It’s Starch Week on Beer and Wine Journal, and today’s topic is amylopectin. Amylopectin is one of the two components of starch, the other being amylose, which was covered on Tuesday.
Like Amylose, It Is Made of Glucose
Like amylose, amylopectin is made up of subunits of glucose. However, unlike amylose, amylopectin is heavily branched. The straight chains within amylopectin are linked via alpha 1 —> 4 linkages, as in amylose. At the branch points, however, carbon 1 on one glucose is linked to carbon 6 on another. This is called an alpha 1 —> 6 linkage. The glucose residue linked to via carbon six also is linked to other glucose residues at carbons 1 and 4. In amylopectin from barley starch, branch points typically occur once every 20 to 25 subunits. (In glycogen, a very similar molecule found in animals, branch points occur every 8 or so residues.)

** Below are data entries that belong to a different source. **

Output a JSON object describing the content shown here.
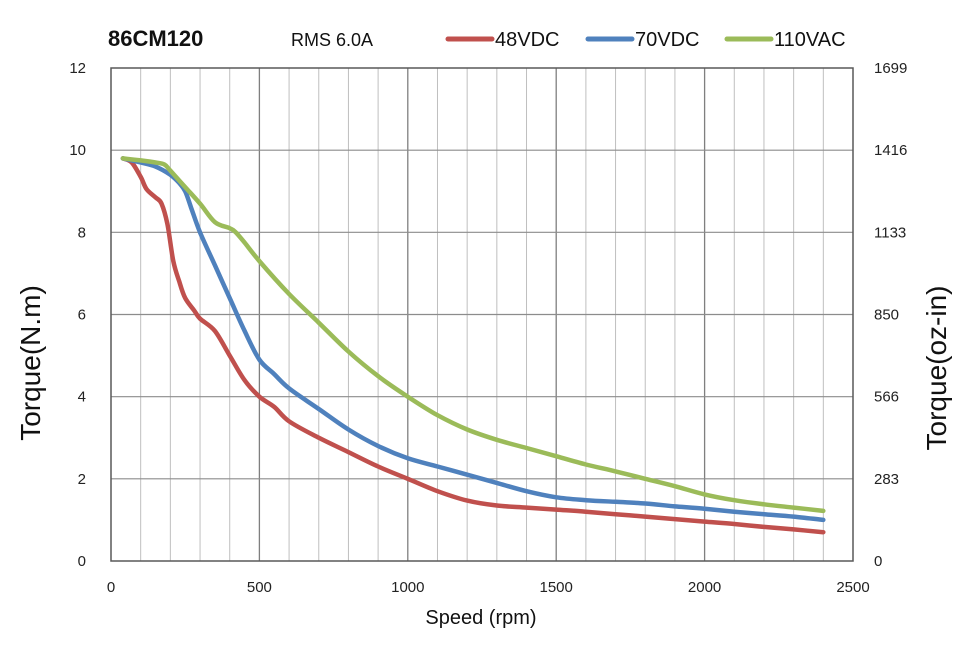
{
  "chart_data": {
    "type": "line",
    "title": "86CM120",
    "subtitle": "RMS 6.0A",
    "xlabel": "Speed (rpm)",
    "ylabel": "Torque(N.m)",
    "y2label": "Torque(oz-in)",
    "xlim": [
      0,
      2500
    ],
    "ylim": [
      0,
      12
    ],
    "x_ticks": [
      "0",
      "500",
      "1000",
      "1500",
      "2000",
      "2500"
    ],
    "y_ticks": [
      "0",
      "2",
      "4",
      "6",
      "8",
      "10",
      "12"
    ],
    "y2_ticks": [
      "0",
      "283",
      "566",
      "850",
      "1133",
      "1416",
      "1699"
    ],
    "grid": true,
    "legend_position": "top",
    "series": [
      {
        "name": "48VDC",
        "color": "#C0504D",
        "x": [
          40,
          70,
          100,
          120,
          150,
          170,
          190,
          210,
          230,
          250,
          280,
          300,
          350,
          400,
          450,
          500,
          550,
          600,
          700,
          800,
          900,
          1000,
          1100,
          1200,
          1300,
          1400,
          1500,
          1600,
          1700,
          1800,
          1900,
          2000,
          2100,
          2200,
          2300,
          2400
        ],
        "values": [
          9.8,
          9.7,
          9.35,
          9.05,
          8.85,
          8.7,
          8.2,
          7.3,
          6.8,
          6.4,
          6.1,
          5.9,
          5.6,
          5.0,
          4.4,
          4.0,
          3.75,
          3.4,
          3.0,
          2.65,
          2.3,
          2.0,
          1.7,
          1.47,
          1.35,
          1.3,
          1.25,
          1.2,
          1.14,
          1.08,
          1.02,
          0.96,
          0.9,
          0.83,
          0.77,
          0.7
        ]
      },
      {
        "name": "70VDC",
        "color": "#4F81BD",
        "x": [
          40,
          100,
          150,
          200,
          230,
          250,
          270,
          300,
          350,
          400,
          450,
          500,
          550,
          600,
          700,
          800,
          900,
          1000,
          1100,
          1200,
          1300,
          1400,
          1500,
          1600,
          1700,
          1800,
          1900,
          2000,
          2100,
          2200,
          2300,
          2400
        ],
        "values": [
          9.8,
          9.7,
          9.6,
          9.4,
          9.2,
          9.0,
          8.6,
          8.0,
          7.2,
          6.4,
          5.6,
          4.9,
          4.55,
          4.2,
          3.7,
          3.2,
          2.8,
          2.5,
          2.3,
          2.1,
          1.9,
          1.7,
          1.55,
          1.48,
          1.44,
          1.4,
          1.33,
          1.27,
          1.2,
          1.14,
          1.08,
          1.0
        ]
      },
      {
        "name": "110VAC",
        "color": "#9BBB59",
        "x": [
          40,
          100,
          150,
          180,
          200,
          250,
          300,
          350,
          400,
          420,
          450,
          500,
          600,
          700,
          800,
          900,
          1000,
          1100,
          1200,
          1300,
          1400,
          1500,
          1600,
          1700,
          1800,
          1900,
          2000,
          2100,
          2200,
          2300,
          2400
        ],
        "values": [
          9.8,
          9.75,
          9.7,
          9.65,
          9.5,
          9.1,
          8.7,
          8.25,
          8.1,
          8.0,
          7.75,
          7.3,
          6.5,
          5.8,
          5.1,
          4.5,
          4.0,
          3.55,
          3.2,
          2.95,
          2.75,
          2.55,
          2.35,
          2.18,
          2.0,
          1.82,
          1.62,
          1.48,
          1.38,
          1.3,
          1.22
        ]
      }
    ]
  }
}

Amylopectin Molecules Are Much Larger Than Amylose
The weight of an amylopectin molecule depends on the number of glucose residues it contains, and this varies. In barley starch, typical amylopectin molecules weigh 10 to 1,000 times as much as an amylose molecules. Amylose molecules outnumber molecules of amylopectin. However, due to amylopectin’s size, 70–75% of the weight of starch is due to amylopectin. The ratio of amylose to amylopectin varies among barley varieties, but most common varieties likely fall within the values above.

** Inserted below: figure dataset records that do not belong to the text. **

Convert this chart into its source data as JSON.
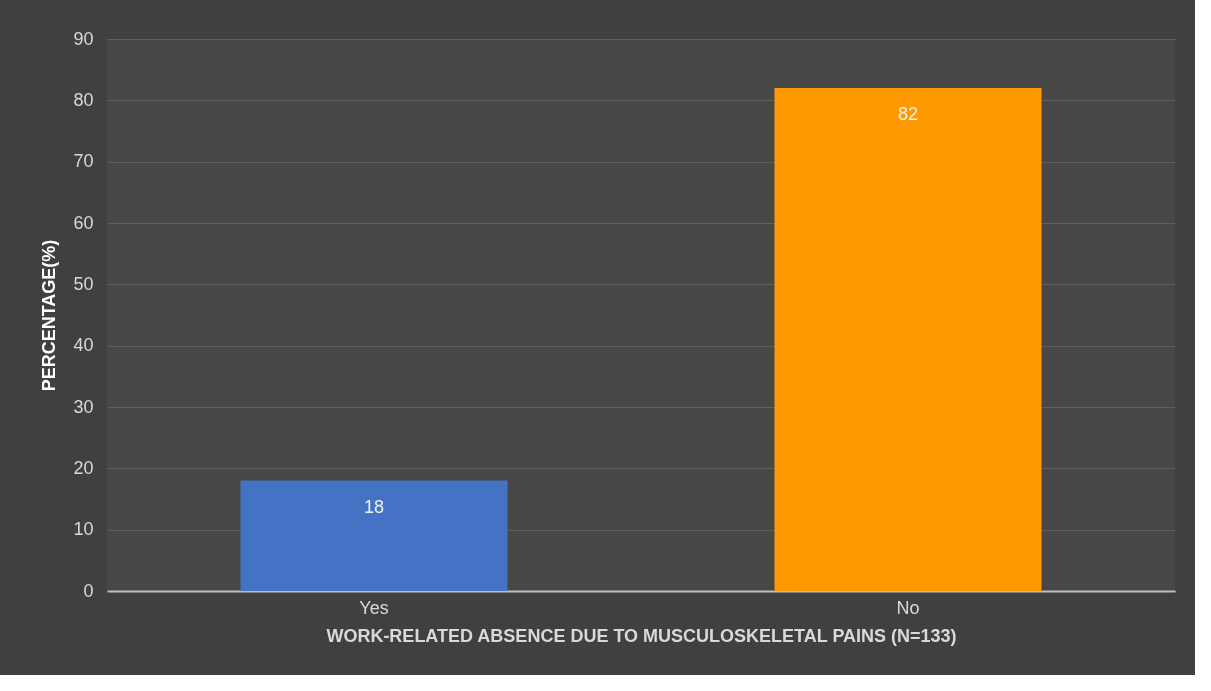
{
  "chart_data": {
    "type": "bar",
    "xlabel": "WORK-RELATED ABSENCE DUE TO MUSCULOSKELETAL PAINS (N=133)",
    "ylabel": "PERCENTAGE(%)",
    "categories": [
      "Yes",
      "No"
    ],
    "values": [
      18,
      82
    ],
    "colors": [
      "#4472c4",
      "#ff9900"
    ],
    "ylim": [
      0,
      90
    ],
    "yticks": [
      0,
      10,
      20,
      30,
      40,
      50,
      60,
      70,
      80,
      90
    ],
    "grid": "y",
    "data_labels": true
  }
}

Amylose forms helices in solution. The structure of amylopectin is more like a bush. It can be described in terms of A, B, and C chains. A chains are regions of straight, unbranched glucose molecules, typically about 15 glucose molecules in length. The A chains hang from the B chains, with are branched. Each straight section of a B chain contains 15 to 45 glucose residues. (There’s no real chemical differences between A and B branches, this is just a way to categorize them.)
The C chain is the part of the amylopectin molecule that terminates in a single reducing end, the only part of the molecule that beta-amylase can bind to. The amylopectin molecule may have hundreds of non-reducing ends.
As mentioned in the article on amylose, amylopectin is much more soluble than amylose, and does not tightly bind with iodine (as amylose does).
Click on the diagram below for an illustration of the structure of amylopectin.
Amylopectin is a much larger molecule than amylose, and comprises most of the weight of barley starch. It is much more soluble than amylose.